A função da Agência Brasileira de Inteligência (ABIN) é prestar um suporte estratégico para o governo brasileiro na tomada de decisões, produzindo através das informações privilegiadas obtidas, uma assessoria elementar no processo decisório para o desenvolvimento da nação brasileira. Sabendo dos interesses internacionais no Brasil, sabendo que a cada dia 10 mil agentes dos EUA atuam em operações especiais e clandestinas, sabendo de agentes da CIA sendo flagrados atuando na desestabilização política de diversos países, a exemplo da captura de um agente da CIA pelo Hezbollah em Aleppo, como divulgado pela Agência de Notícias Ahlul Bait (ABNA), em matéria intitulada “Hezbolá Captura a Agente de la CIA al Mando de Al-Qaeda en Alepo“, a melhor decisão a ser tomada pelo governo brasileiro e pela ABIN, considerando o interesse nacional, seria prevenir o Estado brasileiro contra a atuação norteamericana no Brasil. Em movimento contrário, como divulgado pela Folha de São Paulo em matéria intitulada “Agentes da CIA conseguem atuar livremente no Brasil“, a reportagem evidencia que os agentes da inteligência americana têm muita facilidade para atuar em território brasileiro, inclusive dentro das instituições.
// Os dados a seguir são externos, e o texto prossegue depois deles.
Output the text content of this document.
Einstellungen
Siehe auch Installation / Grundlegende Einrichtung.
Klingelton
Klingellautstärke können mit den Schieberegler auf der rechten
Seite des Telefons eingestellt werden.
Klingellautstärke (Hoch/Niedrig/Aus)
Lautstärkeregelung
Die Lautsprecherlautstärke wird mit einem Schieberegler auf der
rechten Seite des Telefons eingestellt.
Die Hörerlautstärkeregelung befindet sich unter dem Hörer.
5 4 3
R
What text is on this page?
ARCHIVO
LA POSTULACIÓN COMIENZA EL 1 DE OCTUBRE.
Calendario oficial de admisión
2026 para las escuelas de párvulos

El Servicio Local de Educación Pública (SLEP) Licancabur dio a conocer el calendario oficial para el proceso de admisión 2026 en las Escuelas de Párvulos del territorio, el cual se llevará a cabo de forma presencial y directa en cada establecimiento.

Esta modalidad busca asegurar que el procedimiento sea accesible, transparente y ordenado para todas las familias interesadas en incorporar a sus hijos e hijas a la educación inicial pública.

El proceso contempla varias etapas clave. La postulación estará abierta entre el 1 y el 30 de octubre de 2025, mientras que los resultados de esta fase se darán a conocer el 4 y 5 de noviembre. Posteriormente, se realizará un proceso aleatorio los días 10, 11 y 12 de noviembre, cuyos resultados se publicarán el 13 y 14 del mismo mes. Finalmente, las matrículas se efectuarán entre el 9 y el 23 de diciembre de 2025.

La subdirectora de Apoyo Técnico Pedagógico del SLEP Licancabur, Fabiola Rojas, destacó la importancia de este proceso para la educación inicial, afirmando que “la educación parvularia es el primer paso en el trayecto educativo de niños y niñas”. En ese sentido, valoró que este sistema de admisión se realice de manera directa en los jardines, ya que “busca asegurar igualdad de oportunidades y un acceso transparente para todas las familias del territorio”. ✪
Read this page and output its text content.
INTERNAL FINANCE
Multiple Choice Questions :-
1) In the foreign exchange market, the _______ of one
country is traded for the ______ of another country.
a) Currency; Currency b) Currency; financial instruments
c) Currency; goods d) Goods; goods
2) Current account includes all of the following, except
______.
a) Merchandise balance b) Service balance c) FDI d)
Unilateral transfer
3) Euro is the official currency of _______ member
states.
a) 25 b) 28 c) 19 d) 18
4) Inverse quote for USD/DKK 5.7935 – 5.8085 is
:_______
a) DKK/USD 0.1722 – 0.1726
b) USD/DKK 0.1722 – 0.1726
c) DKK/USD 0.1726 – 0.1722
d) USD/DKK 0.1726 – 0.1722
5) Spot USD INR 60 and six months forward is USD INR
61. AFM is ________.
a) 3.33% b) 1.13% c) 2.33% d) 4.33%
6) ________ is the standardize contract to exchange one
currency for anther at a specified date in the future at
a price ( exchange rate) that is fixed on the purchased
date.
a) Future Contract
A parceria entre a Embaixada dos EUA e a Polícia Federal foi formalizada por meio da assinatura de um memorando em 2010, no qual os EUA são representados pela CIA e o Brasil pelo DAT (Divisão AntiTerrorismo da Polícia Federal) apesar de existir na prática desde muito antes disso. Um de seus críticos é o ex-secretário nacional Antidrogas Walter Maierovitch, que afirma ter opinado pela não oficialização do convênio, em relação às drogas, porque “era um acobertamento para a espionagem desenfreada, sem limites”. Previsto nesse acordo, os americanos mantêm escritórios próprios no Rio, com a justificativa da realização da Copa do Mundo e da Olimpíada de 2016, e em São Gabriel da Cachoeira, no Amazonas, para vigiar a atuação das Farc (Forças Armadas Revolucionárias da Colômbia) na fronteira.
Qualquer semelhança com os interesses que mencionei anteriormente não é mera coincidência. O próprio diretor da Federação Nacional dos Policiais Federais na época da reportagem (2013), Alexandre Ferreira, afirmou que “o que mais tem é americano travestido de diplomata fazendo investigação no Brasil”. Os policiais federais brasileiros chamam de “Zona Cinza” as técnicas dos espiões americanos no país: invasão de sistemas, compra de informações e suborno de funcionários de empresas públicas ou privadas. Deste modo, a atuação norte americana no Brasil não é só de conhecimento do governo brasileiro, mas também consentida pelo Estado brasileiro, sob o qual se ergue um arcabouço de auxílio aos interesses dos Estados Unidos.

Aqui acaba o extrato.